How to Build Trust for Large Scale Creative Projects

If you’re working with a client on a large-scale creative project, whether that’s building a website from scratch or mounting a total rebrand, you won’t just be doing design work — you’ll also be managing expectations and advocating for your own expertise. We share some top tips for building a sense of trust with your client that ensures a smooth working relationship and the best possible results over the long haul.



Treat your clients like individuals

Working with a client is an inherently professional relationship, but recognizing that you’re also working with a human being is key to building trust, especially when it comes to longer projects. Ordinary and thoughtful socializing isn’t something you should avoid — ask questions and follow up later on. Is a client’s kid trying out for a sports team? Is their family planning a big vacation? Don’t forget that treating your client like an individual could mean emphasizing a more strongly professional tone — if that’s your client’s individual preference.


Be open with your knowledge

You’re an expert when it comes to your creative work, and it’s great when your clients grasp the expertise you have. You want them to feel like they can trust you and your skillset, but you don’t want them to feel ignorant or disconnected from the process. If you’re presenting a logo redesign, for instance, you might describe some of the recent graphic design trends that your samples are in conversation with, or even provide examples of prominent brand logos in a similar style.

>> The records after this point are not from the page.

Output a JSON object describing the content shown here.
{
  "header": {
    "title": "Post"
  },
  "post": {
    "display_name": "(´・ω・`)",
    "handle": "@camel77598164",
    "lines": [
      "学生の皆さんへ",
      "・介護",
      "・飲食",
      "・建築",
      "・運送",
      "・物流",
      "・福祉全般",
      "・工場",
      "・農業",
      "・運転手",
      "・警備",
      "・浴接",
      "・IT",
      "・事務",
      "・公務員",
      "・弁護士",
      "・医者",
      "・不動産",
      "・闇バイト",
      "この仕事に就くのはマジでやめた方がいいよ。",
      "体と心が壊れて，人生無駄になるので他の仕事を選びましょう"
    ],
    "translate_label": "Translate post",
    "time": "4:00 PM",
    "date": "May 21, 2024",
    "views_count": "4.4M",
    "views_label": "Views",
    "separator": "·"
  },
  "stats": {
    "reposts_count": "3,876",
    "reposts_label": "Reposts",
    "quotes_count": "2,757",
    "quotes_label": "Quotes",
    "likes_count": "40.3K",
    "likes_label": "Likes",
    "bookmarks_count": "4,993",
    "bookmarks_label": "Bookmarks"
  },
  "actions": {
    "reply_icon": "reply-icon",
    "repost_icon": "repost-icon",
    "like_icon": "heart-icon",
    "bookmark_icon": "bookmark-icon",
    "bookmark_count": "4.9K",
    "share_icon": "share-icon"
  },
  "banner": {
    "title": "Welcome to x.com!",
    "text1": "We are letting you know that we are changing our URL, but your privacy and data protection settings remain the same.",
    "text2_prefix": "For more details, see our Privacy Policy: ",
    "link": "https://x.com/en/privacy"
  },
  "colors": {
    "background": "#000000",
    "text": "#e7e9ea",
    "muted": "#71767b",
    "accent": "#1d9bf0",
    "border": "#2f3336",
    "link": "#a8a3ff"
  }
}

Provide a clear road map, but stay flexible

Provide a clear project road map for your clients, explaining your typical process and how you envision their project will fit into that rubric. Even if a large chunk of your project roadmap is likely to change, it can help your client to visualize the process and center their own thinking — all while helping to dispel any concerns they might have. At the same time, emphasize and project flexibility in your process, as you don’t want your client to feel at any point that the project is out of their control.


Focus on communication

Naturally, your client wants to feel like they’re in good hands, and it’s perfectly okay and even a good idea to project confidence. You can even provide examples of previous work. Are there particular problems your client is facing that you’ve confronted well in the past?


At the same time, it’s vital you stay honest with your client. If there are aspects of the project you’re concerned about, elements of their vision that you don’t fully understand, or even simple clarifying questions, these should all be voiced as soon as possible. Balancing confidence and honesty is critical.


Exceed expectations early on

In no way are we suggesting you should slack off as you approach the end of a large-scale creative project, but it can be a great idea to exceed your client’s expectations early on if you’ll be working together for a long time. You know best what your work schedule looks like and if you can invest a little more time in particular projects as they’re getting off the ground, but doing so can display your skills and expertise at a stage when clients are likely to be paying the most attention.